Defendants have refused to return the $692, relying on the standard liquidated damage clause: "Owner agrees that in event of cancellation of this contract before work is started, Owner shall pay Contractor thirty per cent (30%) of the contract price as liquidated damages for the breach". Therefore, regardless of the outcome of this action, plaintiff is entitled to the return of $124.40 — the difference between the $692 paid by her and 30% of the contract price, $567.60.
Plaintiff argues that the said subdivision (a) of section 1635 and the recovery rights provided by subdivision (b) of section 1635 are applicable to this transaction. Defendants' contention is that the "more than four installments" rule (Regulation Z) duly promulgated by the Board of Governors of the Federal Reserve System (Code of Fed. Reg., tit. 12, § 226.2, subd. [k]) brings this transaction without the act.
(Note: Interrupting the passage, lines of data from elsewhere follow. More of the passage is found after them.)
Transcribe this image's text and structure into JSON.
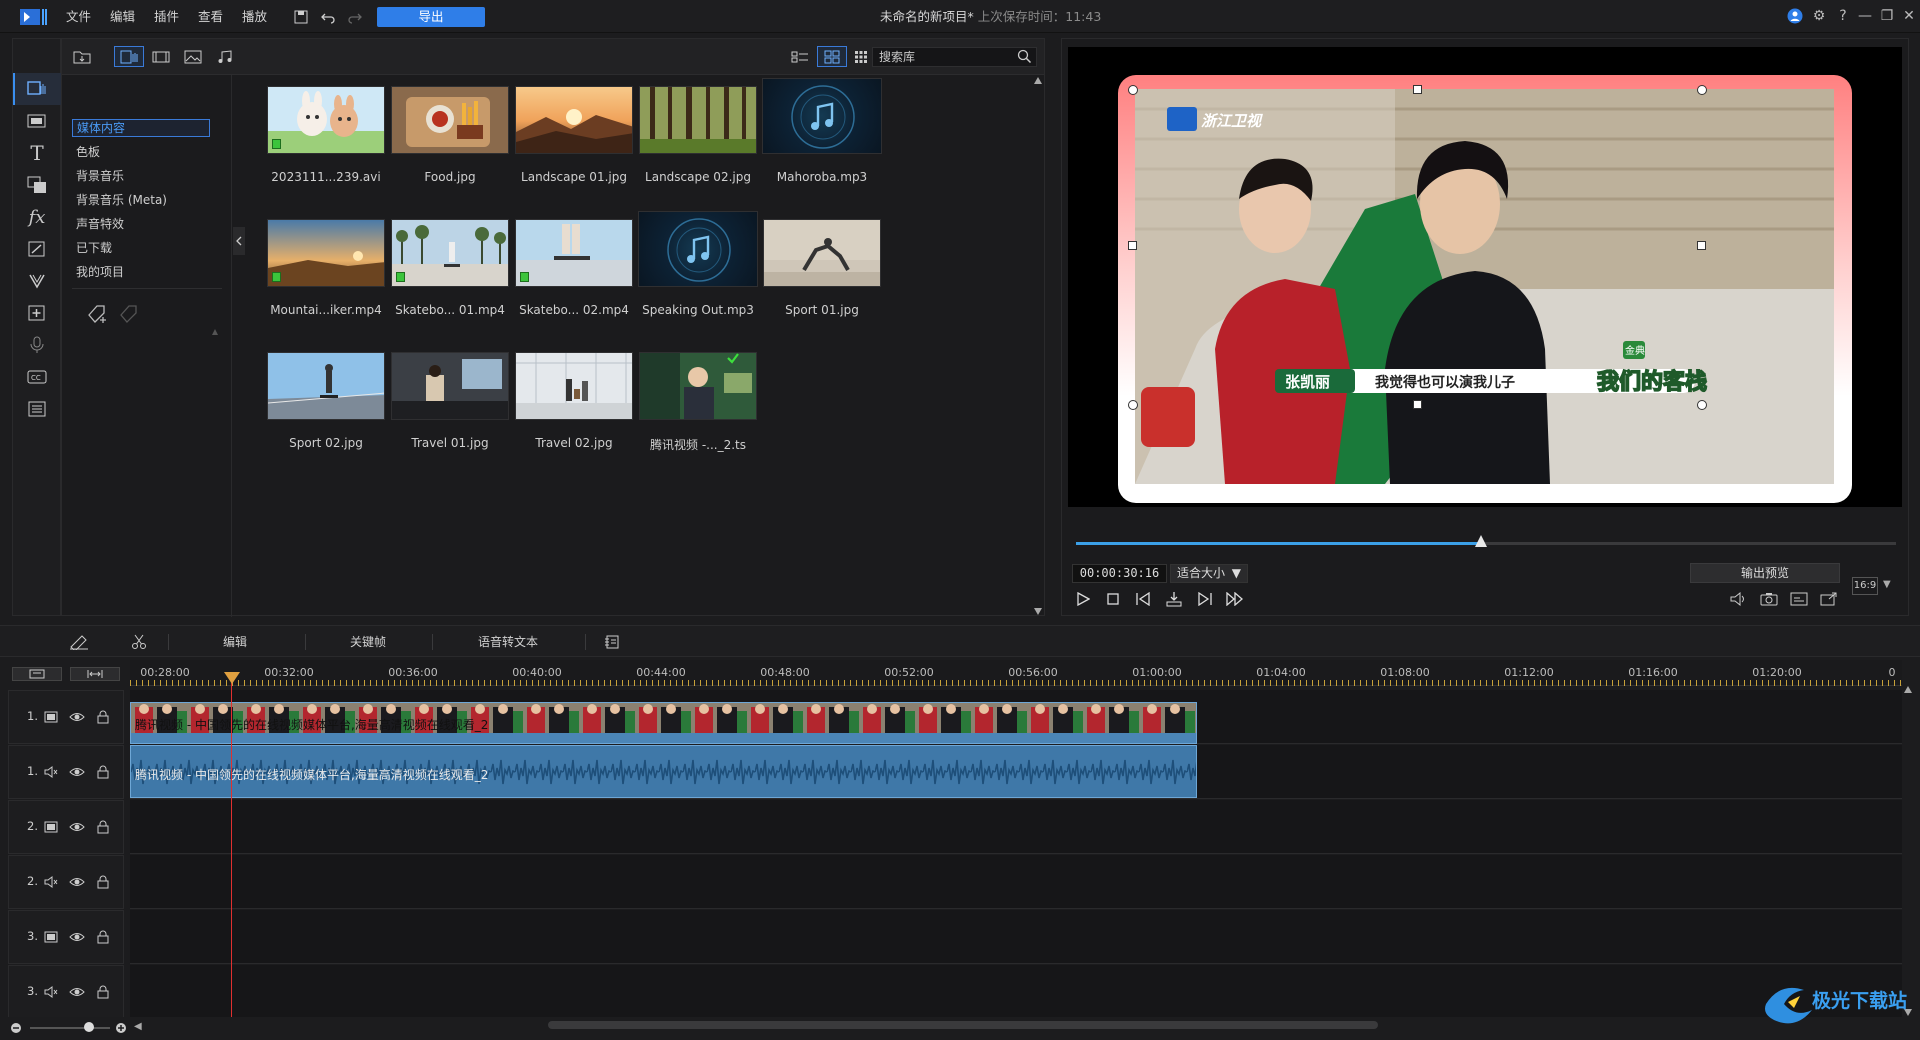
{
  "menu": [
    "文件",
    "编辑",
    "插件",
    "查看",
    "播放"
  ],
  "export_label": "导出",
  "project": {
    "title": "未命名的新项目*",
    "saved": "上次保存时间：11:43"
  },
  "library": {
    "search_placeholder": "搜索库",
    "categories": [
      "媒体内容",
      "色板",
      "背景音乐",
      "背景音乐 (Meta)",
      "声音特效",
      "已下载",
      "我的项目"
    ],
    "items": [
      {
        "name": "2023111...239.avi"
      },
      {
        "name": "Food.jpg"
      },
      {
        "name": "Landscape 01.jpg"
      },
      {
        "name": "Landscape 02.jpg"
      },
      {
        "name": "Mahoroba.mp3"
      },
      {
        "name": "Mountai...iker.mp4"
      },
      {
        "name": "Skatebo... 01.mp4"
      },
      {
        "name": "Skatebo... 02.mp4"
      },
      {
        "name": "Speaking Out.mp3"
      },
      {
        "name": "Sport 01.jpg"
      },
      {
        "name": "Sport 02.jpg"
      },
      {
        "name": "Travel 01.jpg"
      },
      {
        "name": "Travel 02.jpg"
      },
      {
        "name": "腾讯视频 -..._2.ts"
      }
    ]
  },
  "preview": {
    "timecode": "00:00:30:16",
    "fit": "适合大小",
    "output_preview": "输出预览",
    "aspect": "16:9",
    "scrub_progress": 0.494,
    "overlay": {
      "channel": "浙江卫视",
      "name": "张凯丽",
      "caption": "我觉得也可以演我儿子",
      "show": "我们的客栈",
      "show_tag": "金典"
    }
  },
  "timeline": {
    "tools": {
      "edit": "编辑",
      "keyframe": "关键帧",
      "speech_to_text": "语音转文本"
    },
    "ruler": [
      "00:28:00",
      "00:32:00",
      "00:36:00",
      "00:40:00",
      "00:44:00",
      "00:48:00",
      "00:52:00",
      "00:56:00",
      "01:00:00",
      "01:04:00",
      "01:08:00",
      "01:12:00",
      "01:16:00",
      "01:20:00",
      "0"
    ],
    "tracks": [
      "1.",
      "1.",
      "2.",
      "2.",
      "3.",
      "3."
    ],
    "clip_name": "腾讯视频 - 中国领先的在线视频媒体平台,海量高清视频在线观看_2"
  },
  "watermark": "极光下载站"
}
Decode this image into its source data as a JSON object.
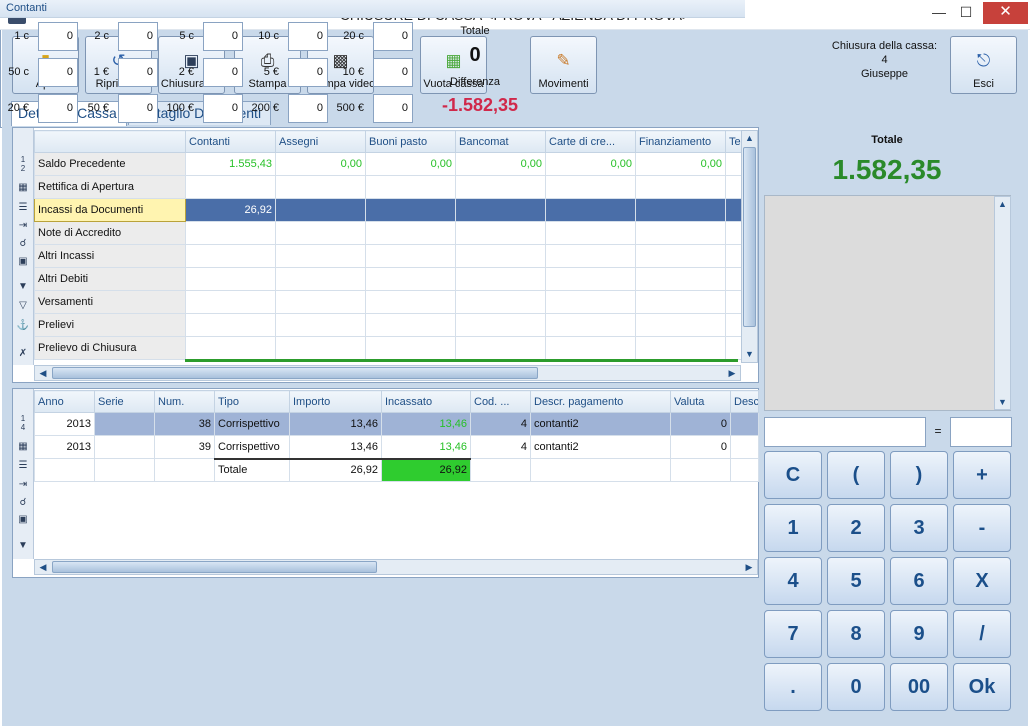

Subdivision (a) of section 1635 provides, in pertinent part: "in the case of any consumer credit transaction in which a security interest is retained or acquired in any real property which is used or is expected to be used as the residence of the person to whom credit is extended, the obligor shall have the right to rescind the transaction until midnight of the third business day following the consummation of the transaction or the delivery of the disclosures required under this section * * * whichever is later, by notifying the creditor, in accordance with regulations of the Board, of his intention to do so."
The said subdivision (k) of section 226.2 of said Regulation Z provides: "`Consumer credit' means credit offered or extended to a natural person * * * for which either a finance charge is or may be imposed or which pursuant to an agreement, is or may be payable in more than four installments."
At the outset, and before proceeding to the merits, I cannot help but lament the fact that legislation, so clearly remedial and designed to aid the ordinary citizen in a host of commonplace transactions, is unfortunately contained in some of the most turgid and complex statutory provisions and administrative regulations that I have ever seen. In simpler times, it was possible to declare the law so that all would know their rights and obligations. To find the answer to Gertrude Young's dispute with a home improvement company, one must probe the complexities of statutes, regulations and the decisions of respected Federal courts — materials beyond the reach or comprehension of the ordinary citizen.
My conclusion, reluctantly reached, is that section 1635 does not cover this transaction. That section deals with a "consumer credit transaction", and incorporates, by reference, the definition of "creditor" contained in subdivision (f) of section 1602. A "creditor" is there defined to refer only to those "who regularly extend * * * credit for which the payment of a finance charge is required". The presence of a finance charge is, therefore, an essential element required for a transaction to fall within the scope of the act. This is the clear holding of Mourning v. Family Pub. Serv. ( 449 F.2d 235 [5th Cir., 1971]) which, incidentally, holds that the Federal Reserve Board had overstepped its statutory authority under the act in enacting the four-installment rule, thereby regulating transactions not involving the imposition of a finance charge. My decision is that, since the instant transaction carried with it no finance charge, or cost of credit, it was without the scope of the act, leaving aside the matter of subdivision (k) of section 226.2 of said Regulation Z.
This submission was restricted to the applicability of the Federal statute. Plaintiff's claim, however, does not necessarily depend on rights she may have under the Federal statute. She is otherwise free to support her cause of action for the return of the down payment. An issue remaining in this case is defendants' right to enforce the 30% liquidated damage provision. This issue is not before me. Defendants, on their part, may have proof of actual damages to offer.
Accordingly, I will direct that the Clerk add this cause to the calendar as a nonjury case to be tried at the next available term.